Chi ben comincia è a metà dell’opera, si dice. Il debutto all’Olimpico con la maglia giallorossa di Leonardo Balerdi è da incorniciare. Posizione, sostanza, fisicità e atteggiamento: al posto di Ndicka l’ex Marsiglia ha lasciato segnali più che positivi. Sui social è partita già la Balerdi-mania. “Non sapevo che il nuovo Samuel fosse in panchina”, qualche commento tra X e le tante live su YouTube. Una prestazione a dir poco perfetta quella del centrale difensivo che ha convinto tutti, anche Gasperini: “L’ingresso di Balerdi e Molina è stato più che positivo, l’Atalanta è una squadra forte e il loro ingresso non ci ha fatto più soffrire”. Lo dice Gasp, è la sensazione di tutto il tifo romanista.
In condizione
Esce Ndicka, entra Balerdi. Il tutto in una situazione scomoda. La Roma sotto, minuti finali concitati e un’aria all’Olimpico che aveva il sapore di rammarico e ultime voglie cariche per una possibile disperata, poi reale, rimonta. Su questo ribaltone nel tabellino non appare, ma la firma del neo acquisto Balerdi c’è eccome.

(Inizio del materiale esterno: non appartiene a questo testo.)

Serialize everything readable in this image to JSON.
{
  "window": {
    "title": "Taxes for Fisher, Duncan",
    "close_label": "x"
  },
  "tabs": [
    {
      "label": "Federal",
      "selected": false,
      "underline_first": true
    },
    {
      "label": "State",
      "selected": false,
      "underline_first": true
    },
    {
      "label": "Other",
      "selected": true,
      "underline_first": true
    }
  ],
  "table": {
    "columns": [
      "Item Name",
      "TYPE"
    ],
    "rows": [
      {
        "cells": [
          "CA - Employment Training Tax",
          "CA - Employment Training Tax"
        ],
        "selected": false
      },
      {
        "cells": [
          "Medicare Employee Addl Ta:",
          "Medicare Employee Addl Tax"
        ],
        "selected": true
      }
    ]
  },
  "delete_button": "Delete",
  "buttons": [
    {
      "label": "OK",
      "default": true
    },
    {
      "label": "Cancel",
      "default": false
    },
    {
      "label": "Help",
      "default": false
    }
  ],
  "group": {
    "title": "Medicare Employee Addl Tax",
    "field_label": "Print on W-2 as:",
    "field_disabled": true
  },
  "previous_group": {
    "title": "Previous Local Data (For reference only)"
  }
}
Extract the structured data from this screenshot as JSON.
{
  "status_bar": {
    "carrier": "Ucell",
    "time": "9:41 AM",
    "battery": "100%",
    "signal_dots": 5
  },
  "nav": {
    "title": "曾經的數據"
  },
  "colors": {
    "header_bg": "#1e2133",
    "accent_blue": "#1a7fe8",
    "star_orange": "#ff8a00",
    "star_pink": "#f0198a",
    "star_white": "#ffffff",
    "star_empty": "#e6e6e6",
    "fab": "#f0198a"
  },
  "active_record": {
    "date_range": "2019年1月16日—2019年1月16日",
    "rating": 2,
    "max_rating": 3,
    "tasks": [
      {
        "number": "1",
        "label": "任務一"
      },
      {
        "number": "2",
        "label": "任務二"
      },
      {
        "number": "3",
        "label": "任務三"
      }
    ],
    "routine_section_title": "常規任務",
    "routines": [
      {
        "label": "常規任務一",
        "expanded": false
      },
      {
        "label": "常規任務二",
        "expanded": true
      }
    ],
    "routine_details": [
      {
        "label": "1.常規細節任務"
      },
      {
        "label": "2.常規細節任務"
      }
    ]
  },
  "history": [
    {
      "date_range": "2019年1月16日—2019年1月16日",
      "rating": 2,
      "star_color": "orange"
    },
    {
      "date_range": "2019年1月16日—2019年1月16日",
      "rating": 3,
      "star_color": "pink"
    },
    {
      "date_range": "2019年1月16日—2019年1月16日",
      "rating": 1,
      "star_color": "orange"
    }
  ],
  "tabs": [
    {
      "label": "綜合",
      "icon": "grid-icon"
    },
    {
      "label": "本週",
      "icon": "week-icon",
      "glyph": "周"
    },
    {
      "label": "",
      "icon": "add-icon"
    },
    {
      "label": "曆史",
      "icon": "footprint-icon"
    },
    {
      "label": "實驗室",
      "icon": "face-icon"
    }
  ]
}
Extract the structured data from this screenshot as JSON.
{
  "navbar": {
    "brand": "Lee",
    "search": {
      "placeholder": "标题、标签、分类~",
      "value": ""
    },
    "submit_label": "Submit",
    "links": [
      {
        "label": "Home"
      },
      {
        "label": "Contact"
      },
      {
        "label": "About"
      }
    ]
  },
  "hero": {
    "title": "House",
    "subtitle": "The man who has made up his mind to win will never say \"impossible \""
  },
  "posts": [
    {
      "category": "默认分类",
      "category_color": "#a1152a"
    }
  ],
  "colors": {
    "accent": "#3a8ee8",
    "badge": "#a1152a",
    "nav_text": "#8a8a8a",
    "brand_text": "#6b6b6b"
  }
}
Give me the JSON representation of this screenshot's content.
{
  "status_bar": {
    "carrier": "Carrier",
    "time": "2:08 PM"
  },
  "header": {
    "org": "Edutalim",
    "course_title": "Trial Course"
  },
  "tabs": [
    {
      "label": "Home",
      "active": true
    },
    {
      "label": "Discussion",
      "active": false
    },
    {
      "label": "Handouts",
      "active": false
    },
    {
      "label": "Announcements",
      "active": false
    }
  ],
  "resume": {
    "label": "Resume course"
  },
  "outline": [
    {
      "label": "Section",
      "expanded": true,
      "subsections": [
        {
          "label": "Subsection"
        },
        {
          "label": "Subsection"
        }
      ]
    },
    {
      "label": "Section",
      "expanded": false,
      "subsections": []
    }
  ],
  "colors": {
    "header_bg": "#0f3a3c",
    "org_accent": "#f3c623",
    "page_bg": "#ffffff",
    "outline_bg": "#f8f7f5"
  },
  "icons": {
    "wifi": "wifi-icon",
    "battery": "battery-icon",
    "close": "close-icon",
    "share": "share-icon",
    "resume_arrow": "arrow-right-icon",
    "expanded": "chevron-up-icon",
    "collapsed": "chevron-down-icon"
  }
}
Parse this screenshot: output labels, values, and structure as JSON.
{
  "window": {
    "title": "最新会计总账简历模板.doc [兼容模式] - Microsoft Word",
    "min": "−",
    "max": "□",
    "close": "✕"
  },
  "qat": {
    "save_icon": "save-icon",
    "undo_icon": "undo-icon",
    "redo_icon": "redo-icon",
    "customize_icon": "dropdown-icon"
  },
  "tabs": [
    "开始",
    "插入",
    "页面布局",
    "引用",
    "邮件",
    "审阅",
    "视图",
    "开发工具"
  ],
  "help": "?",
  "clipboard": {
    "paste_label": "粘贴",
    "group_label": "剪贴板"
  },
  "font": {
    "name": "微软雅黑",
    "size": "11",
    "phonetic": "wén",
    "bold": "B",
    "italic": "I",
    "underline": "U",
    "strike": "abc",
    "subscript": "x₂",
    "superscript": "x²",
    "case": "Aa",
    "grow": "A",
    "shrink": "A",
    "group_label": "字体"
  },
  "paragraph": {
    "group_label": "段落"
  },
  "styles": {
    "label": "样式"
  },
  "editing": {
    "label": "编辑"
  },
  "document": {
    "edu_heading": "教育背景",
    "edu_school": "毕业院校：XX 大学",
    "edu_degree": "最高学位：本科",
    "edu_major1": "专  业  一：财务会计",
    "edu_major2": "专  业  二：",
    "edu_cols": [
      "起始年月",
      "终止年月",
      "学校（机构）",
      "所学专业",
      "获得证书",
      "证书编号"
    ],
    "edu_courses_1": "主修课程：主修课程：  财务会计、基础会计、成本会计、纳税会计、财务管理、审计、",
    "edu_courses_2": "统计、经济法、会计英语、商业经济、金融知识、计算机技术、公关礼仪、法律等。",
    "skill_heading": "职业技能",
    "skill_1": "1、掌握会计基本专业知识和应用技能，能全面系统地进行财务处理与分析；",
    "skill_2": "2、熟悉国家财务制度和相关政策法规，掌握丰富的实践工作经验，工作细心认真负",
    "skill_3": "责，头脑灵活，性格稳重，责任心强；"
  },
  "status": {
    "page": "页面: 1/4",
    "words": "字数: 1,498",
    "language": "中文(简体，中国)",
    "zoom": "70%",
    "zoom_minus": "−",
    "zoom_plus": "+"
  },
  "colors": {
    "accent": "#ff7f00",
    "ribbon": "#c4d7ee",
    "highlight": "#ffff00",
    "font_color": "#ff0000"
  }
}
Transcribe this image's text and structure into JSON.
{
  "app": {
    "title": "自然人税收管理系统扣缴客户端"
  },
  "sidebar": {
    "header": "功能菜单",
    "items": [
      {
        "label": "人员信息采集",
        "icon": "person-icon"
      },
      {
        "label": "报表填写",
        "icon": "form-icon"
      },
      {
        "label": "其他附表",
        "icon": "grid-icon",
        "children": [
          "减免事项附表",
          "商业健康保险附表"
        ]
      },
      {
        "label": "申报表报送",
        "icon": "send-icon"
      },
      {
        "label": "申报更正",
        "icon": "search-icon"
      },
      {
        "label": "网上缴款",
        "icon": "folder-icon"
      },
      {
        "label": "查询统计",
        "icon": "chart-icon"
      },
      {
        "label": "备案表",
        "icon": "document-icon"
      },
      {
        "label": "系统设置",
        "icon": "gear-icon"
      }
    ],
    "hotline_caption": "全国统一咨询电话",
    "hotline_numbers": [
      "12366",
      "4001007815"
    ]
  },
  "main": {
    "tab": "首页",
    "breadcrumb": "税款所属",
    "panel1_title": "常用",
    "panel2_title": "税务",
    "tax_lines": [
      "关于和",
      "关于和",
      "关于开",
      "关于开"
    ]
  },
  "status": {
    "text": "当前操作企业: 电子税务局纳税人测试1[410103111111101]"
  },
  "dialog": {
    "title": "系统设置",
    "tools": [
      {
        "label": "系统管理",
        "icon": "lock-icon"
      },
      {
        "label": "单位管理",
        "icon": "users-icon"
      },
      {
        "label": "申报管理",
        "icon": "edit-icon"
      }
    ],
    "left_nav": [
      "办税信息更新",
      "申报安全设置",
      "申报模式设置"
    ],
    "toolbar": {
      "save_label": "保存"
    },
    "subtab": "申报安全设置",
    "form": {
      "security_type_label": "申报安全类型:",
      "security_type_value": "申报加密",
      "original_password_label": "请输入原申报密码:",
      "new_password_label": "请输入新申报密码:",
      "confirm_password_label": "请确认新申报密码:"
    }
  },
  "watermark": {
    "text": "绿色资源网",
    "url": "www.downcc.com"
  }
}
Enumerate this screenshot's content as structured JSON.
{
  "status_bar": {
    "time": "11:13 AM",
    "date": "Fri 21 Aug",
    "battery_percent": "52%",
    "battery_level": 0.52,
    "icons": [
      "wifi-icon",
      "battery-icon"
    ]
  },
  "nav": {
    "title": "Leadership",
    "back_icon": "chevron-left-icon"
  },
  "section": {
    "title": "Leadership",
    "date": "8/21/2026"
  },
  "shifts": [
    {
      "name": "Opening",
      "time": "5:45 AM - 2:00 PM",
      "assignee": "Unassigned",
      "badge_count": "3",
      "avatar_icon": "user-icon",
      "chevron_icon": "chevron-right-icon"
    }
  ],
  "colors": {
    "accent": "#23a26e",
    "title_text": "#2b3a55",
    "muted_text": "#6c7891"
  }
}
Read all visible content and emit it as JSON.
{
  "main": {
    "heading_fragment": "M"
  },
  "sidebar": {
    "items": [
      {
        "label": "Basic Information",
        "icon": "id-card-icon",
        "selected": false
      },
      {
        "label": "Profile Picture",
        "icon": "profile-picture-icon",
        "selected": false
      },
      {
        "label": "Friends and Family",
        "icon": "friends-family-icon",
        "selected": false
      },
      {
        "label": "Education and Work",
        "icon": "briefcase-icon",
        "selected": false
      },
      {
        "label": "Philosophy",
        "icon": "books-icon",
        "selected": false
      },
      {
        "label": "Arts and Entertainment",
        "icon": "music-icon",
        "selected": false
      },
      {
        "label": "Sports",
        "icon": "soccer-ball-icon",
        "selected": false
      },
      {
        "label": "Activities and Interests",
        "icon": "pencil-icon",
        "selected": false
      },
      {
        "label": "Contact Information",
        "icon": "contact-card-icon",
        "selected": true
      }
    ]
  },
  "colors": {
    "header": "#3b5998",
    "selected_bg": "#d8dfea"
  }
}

Prende al comando la difesa giallorossa, respinge ogni piccolo tentativo di ripartenza atalantina, mette in gabbia Krstovic. Muro totale. E c’è un’altra statistica curiosa che vede protagonista Balerdi nonostante il ridotto minutaggio avuto a disposizione, ovvero la velocità media di corsa: 19.676 km\h. Dietro di lui Wesley e Lulli. Simbolo di una gamba che c’è e che entrerà presto in piena condizione.
Lo scenario
“Non c’è modo migliore di cominciare questa storia se non in questo stadio incredibile. Vincendo, insieme a voi”, scrive Leonardo Balerdi sui propri social. Non un’intervista ai microfoni post partita, ma ormai anche i social parlano e lanciano segnali. Quest’ultimi più che positivi lanciati dal centrale ex Marsiglia, che sul suo account ufficiale ha puntualizzato a più riprese la felicità e carica per l’avvio di questa nuova avventura. 27 anni, arrivato in prestito oneroso dall’Olympique Marsiglia da 1 milione più 16 per il diritto di riscatto. Atterrato in sordina a fine agosto, adesso è pronto a prendersi sulle spalle la Roma. E chissà, se non già da giovedì, al ritorno in Champions League.